Triple C: Chile, Crops, and Circumstances

When agriculture is brought up in a topic of discussion, Chile is most likely not the first country that people think would be rich in farmland and agricultural productions. Chile is not known for growing tradition crops such as corn and soy beans, but the climate in Chile makes a great environment for growing fruit large amounts of fruit. The fruit grown in Chile consists of grapes, 1,575,000; apples, 1,165,000; peaches and nectarines, 310,000; pears, 350,000; oranges, 185,000; and lemons and limes, 110,000 (in tons).
Large amounts of the fruit grown in Chile are exported to other countries due the growing capabilities and the abundance of resources. As the fruit production increased over the past years, this provided seasonal employment for thousands of workers. Export agriculture has grown drastically due to the increase in traditional crops such as corn and soybeans.

 The soil developed in Chile is very rich in nutrients from the Andes Mountains and the volcanic activity. This greatly benefits the crop production and the quality of the fruit produced by this country.  The northern-central part of Chile has become largely involved in the production of milk based off of mainly confined animals. These animals are mainly fed lucerne and maize. The lucerne is used during the growth period of the cattle whereas the maize is made into silage which is fed to the cattle during the winter months.

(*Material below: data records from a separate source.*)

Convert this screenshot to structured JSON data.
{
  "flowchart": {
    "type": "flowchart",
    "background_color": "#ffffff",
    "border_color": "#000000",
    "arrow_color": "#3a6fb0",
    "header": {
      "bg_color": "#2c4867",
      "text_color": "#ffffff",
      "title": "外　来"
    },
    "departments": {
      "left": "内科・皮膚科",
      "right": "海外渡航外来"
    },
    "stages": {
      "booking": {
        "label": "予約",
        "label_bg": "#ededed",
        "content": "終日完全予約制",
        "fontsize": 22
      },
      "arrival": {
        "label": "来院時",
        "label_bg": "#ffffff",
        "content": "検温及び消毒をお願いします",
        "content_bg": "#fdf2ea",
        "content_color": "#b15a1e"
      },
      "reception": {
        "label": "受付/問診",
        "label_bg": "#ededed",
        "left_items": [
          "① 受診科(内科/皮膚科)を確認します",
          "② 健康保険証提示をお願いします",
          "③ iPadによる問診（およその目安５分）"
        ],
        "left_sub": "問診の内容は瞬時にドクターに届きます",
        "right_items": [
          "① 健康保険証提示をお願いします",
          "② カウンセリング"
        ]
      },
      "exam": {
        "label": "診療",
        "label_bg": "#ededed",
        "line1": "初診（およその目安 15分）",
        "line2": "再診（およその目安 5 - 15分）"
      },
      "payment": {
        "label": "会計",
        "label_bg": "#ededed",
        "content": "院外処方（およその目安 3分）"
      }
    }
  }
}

Chile also has a high demand for their organic food products which is primarily exported to international countries. Growing agricultural products becomes very difficult when the idea of using pesticides is exempt. The first few years of growing organic produce was difficult for Chilean farmers but the quickly began to adapt to the growing circumstances. Once the local farmers noticed a decrease in domestic demand of organic produce, they strictly changed their production to export only.